Michelle Guthrie: ABC cut shortwave to operate within “funding envelop”

(Source: The Guardian via Phil Brennan)

The ABC’s managing director, Michelle Guthrie, has told Senate estimates she believes it is not her job to lobby government for more funding for the broadcaster but to work within the budget she is given.

Under questioning at a fiery Senate estimates committee, Guthrie revealed she saw her role as a manager rather than an advocate for more funding, a marked difference from her predecessor Mark Scott who was a consistent lobbyist for additional funding and critic of government cuts.

“On my second day in the job I was handed down the triennial funding in the May budget and as far as I’m concerned we operate within that three-year funding envelope,” Guthrie said.

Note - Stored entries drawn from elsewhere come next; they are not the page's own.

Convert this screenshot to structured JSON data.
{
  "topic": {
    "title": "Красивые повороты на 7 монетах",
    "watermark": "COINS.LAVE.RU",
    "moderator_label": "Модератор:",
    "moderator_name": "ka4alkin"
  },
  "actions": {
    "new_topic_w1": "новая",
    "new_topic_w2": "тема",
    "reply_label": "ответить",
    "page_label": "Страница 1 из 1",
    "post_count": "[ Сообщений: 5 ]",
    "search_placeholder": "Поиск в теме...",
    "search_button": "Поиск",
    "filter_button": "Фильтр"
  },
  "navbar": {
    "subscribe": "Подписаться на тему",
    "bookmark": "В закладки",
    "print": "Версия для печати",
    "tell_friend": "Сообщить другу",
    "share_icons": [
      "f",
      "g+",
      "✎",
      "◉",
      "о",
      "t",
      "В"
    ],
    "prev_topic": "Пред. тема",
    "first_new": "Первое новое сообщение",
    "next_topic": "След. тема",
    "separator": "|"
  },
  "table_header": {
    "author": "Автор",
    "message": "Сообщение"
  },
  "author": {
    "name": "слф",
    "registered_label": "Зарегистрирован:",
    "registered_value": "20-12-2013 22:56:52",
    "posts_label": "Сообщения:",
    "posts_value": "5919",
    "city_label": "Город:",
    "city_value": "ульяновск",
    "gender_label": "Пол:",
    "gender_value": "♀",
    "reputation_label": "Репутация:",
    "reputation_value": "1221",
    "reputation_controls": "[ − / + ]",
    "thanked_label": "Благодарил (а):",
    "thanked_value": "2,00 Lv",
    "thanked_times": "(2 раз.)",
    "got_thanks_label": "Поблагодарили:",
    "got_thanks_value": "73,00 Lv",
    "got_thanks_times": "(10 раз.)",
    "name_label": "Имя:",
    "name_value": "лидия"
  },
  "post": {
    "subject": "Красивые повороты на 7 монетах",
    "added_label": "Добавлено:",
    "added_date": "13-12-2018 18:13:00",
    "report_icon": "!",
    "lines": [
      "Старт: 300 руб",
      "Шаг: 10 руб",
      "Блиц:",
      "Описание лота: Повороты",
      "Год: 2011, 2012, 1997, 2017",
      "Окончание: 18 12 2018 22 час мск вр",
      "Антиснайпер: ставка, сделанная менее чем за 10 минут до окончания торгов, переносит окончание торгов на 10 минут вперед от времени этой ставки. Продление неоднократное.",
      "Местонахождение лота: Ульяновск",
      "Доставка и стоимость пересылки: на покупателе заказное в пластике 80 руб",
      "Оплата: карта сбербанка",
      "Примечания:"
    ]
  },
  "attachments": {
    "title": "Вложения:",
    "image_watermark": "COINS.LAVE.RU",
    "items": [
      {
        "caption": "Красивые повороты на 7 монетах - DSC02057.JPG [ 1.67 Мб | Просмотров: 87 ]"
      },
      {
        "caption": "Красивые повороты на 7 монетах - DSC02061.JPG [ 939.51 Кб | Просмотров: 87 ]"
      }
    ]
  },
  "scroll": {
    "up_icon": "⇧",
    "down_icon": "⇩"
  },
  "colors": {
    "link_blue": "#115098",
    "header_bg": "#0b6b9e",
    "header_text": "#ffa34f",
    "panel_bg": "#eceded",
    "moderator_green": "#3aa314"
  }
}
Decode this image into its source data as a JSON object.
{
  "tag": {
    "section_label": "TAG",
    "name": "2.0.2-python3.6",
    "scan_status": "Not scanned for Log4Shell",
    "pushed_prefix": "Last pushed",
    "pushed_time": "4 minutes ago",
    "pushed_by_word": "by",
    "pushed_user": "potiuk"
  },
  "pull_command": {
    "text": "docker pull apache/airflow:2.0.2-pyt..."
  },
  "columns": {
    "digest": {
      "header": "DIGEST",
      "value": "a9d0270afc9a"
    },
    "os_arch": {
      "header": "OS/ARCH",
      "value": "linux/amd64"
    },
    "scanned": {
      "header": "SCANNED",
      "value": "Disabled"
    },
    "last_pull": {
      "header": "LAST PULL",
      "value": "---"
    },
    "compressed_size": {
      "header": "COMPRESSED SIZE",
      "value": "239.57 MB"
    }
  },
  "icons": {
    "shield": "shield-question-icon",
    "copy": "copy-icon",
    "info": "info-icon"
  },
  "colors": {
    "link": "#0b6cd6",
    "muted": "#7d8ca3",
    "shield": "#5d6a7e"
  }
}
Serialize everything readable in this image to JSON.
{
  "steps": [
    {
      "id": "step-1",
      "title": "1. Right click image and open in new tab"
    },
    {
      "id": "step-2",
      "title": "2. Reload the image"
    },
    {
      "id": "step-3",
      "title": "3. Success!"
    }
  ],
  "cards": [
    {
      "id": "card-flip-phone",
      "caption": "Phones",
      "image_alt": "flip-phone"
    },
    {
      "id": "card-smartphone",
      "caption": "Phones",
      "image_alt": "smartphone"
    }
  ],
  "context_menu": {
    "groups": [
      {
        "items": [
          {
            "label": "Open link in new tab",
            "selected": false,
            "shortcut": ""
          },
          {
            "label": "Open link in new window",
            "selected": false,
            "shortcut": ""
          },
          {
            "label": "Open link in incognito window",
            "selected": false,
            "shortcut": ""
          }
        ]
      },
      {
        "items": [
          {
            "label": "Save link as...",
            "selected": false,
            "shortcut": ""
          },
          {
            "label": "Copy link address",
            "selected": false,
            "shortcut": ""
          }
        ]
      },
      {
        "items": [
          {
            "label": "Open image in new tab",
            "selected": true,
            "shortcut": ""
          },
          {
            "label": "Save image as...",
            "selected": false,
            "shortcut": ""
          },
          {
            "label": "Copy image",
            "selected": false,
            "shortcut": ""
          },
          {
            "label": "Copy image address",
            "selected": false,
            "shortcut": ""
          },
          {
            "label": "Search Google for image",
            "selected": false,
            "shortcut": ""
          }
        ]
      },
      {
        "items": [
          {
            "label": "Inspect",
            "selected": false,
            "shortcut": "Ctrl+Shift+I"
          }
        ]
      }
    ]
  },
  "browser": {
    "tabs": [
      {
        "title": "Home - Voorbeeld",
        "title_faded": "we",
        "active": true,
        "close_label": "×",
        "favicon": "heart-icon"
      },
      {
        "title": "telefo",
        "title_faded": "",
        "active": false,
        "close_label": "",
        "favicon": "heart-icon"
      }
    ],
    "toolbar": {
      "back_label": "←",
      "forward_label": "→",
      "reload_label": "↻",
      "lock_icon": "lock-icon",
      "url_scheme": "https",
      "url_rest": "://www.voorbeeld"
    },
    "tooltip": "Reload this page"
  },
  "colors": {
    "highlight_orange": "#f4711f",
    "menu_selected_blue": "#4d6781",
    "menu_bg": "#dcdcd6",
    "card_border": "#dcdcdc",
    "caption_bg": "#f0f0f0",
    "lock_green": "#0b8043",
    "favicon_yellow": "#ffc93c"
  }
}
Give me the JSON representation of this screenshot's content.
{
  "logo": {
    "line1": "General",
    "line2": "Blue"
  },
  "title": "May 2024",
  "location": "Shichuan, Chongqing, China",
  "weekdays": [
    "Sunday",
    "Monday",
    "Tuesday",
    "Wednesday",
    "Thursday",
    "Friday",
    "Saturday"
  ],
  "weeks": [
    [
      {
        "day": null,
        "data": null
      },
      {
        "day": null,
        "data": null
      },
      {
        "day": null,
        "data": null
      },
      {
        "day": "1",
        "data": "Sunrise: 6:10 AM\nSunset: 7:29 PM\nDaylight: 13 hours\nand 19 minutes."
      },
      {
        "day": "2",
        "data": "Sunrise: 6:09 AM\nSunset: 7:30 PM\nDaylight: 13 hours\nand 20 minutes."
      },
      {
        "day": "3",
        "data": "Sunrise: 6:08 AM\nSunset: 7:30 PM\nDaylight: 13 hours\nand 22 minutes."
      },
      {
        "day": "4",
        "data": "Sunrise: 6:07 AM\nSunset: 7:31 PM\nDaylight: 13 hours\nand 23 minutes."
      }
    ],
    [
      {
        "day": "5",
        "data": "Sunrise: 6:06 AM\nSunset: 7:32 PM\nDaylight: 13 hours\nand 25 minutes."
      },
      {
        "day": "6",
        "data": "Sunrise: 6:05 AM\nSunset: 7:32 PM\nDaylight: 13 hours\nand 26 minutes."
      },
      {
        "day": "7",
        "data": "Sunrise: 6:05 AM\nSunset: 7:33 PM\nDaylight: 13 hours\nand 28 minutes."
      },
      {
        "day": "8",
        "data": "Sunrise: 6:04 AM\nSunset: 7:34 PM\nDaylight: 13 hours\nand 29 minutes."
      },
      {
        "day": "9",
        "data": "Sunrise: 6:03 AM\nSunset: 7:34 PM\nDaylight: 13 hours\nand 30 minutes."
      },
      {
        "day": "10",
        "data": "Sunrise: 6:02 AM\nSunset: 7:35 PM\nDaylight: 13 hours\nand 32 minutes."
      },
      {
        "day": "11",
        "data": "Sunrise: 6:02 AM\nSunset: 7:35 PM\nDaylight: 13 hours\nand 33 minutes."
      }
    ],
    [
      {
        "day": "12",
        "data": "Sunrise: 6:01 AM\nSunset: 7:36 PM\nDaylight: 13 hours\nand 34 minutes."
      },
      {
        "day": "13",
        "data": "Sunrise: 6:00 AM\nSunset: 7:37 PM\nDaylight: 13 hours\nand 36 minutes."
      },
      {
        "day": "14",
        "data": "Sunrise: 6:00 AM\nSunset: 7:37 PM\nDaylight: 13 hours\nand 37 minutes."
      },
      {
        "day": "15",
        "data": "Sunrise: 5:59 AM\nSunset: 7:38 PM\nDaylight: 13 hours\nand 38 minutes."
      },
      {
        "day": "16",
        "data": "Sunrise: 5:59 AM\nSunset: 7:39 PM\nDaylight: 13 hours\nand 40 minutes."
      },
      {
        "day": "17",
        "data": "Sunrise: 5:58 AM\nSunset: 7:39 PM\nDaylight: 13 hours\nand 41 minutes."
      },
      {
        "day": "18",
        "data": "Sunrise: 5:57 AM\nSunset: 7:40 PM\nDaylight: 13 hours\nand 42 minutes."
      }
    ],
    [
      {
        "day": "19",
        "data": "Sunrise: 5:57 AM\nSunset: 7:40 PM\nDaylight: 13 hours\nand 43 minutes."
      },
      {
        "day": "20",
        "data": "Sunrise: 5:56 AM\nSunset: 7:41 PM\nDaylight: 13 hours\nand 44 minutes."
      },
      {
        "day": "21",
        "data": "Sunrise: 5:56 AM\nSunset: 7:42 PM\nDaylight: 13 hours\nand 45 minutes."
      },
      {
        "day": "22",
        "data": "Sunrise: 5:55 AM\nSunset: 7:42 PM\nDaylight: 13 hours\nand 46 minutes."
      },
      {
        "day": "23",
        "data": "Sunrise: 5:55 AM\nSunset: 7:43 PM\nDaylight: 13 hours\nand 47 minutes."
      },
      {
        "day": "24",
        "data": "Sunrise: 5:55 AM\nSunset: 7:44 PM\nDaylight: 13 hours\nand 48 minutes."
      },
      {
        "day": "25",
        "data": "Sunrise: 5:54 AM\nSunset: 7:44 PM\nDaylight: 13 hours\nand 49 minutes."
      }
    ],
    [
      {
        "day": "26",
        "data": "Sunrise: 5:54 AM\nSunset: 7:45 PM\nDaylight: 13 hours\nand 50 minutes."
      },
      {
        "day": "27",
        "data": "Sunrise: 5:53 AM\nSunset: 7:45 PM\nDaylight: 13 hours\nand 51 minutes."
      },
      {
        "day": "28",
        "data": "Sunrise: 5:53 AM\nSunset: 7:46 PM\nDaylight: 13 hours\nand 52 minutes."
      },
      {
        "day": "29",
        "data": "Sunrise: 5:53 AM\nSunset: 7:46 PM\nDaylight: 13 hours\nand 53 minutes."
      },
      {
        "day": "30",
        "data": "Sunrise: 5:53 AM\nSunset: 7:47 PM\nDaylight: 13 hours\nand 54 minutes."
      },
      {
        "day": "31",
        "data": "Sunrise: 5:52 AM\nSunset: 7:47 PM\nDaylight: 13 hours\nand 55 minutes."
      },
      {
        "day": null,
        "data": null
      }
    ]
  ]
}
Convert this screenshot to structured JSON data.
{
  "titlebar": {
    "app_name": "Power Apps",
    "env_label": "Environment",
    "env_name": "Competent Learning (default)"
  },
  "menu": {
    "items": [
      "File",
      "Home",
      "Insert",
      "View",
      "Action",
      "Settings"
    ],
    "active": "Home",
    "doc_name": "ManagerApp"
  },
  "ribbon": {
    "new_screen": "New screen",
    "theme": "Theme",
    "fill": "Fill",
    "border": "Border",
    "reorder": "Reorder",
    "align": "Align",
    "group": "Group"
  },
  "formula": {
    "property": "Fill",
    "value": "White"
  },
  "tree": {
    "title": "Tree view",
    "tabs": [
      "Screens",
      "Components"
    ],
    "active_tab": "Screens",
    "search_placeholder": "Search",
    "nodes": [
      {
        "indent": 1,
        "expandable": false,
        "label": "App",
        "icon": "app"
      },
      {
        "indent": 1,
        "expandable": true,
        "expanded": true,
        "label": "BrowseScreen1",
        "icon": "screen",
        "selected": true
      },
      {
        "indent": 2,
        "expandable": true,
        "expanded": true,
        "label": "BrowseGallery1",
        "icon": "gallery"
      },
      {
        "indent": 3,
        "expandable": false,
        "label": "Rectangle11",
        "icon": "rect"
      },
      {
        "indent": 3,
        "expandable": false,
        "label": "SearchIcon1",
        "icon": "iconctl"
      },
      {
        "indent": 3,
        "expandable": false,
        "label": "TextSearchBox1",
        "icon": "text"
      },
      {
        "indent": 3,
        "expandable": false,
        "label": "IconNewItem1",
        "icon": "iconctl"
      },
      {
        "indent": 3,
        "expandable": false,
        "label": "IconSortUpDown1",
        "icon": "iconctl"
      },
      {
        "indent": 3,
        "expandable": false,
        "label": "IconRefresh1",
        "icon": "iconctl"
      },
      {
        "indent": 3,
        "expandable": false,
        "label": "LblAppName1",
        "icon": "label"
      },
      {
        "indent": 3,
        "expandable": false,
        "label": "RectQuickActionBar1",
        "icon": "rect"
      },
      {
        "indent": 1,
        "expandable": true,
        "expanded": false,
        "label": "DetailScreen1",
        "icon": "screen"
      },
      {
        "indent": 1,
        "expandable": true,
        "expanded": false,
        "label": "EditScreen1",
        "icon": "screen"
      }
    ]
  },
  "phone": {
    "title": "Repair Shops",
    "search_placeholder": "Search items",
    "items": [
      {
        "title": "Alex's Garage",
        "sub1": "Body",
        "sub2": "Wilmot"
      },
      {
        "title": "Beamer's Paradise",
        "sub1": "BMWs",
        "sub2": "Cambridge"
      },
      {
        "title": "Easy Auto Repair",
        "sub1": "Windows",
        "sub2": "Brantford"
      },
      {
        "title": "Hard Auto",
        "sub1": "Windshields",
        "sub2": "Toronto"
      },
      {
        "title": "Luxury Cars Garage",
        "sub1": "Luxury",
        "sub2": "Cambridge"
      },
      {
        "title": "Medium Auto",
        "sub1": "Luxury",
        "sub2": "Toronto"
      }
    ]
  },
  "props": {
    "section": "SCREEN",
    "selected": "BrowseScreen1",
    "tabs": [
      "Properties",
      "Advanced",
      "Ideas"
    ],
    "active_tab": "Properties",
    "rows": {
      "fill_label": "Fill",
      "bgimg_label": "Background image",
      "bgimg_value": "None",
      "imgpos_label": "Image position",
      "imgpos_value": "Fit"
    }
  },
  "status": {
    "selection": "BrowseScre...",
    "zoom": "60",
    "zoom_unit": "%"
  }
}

Asked repeatedly if she believed it was her role to seek more funding to fulfil the ABC’s charter she said no because her focus was on providing content and operating efficiently.

[…]“I think what you’re asking is reasonably hypothetical. We are operating within the government’s funding envelope and making decisions on audience behaviour and technological advancement.”

She also refused to concede that anyone other than the 15 people who called the ABC to complain, or the 51 who gave submissions to a Senate committee, had been affected by the decision to scrap the shortwave radio service.

She appeared before a Senate estimates committee on Tuesday, answering questions about the decision to end the broadcasting of local radio through shortwave channels in the Northern Territory and Pacific region. The decision was been widely criticised, including by all major parties.

Guthrie was unable to provide evidence of prior consultation on the decision and claimed the ABC was not the official emergency broadcaster.

Asked by Greens senator Scott Ludlam about the “extraordinary cuts” to Radio National features, religion and music, Guthrie dismissed his premise, saying: “I wouldn’t characterise taking three music programs away from RN as an extraordinary decision.”[…]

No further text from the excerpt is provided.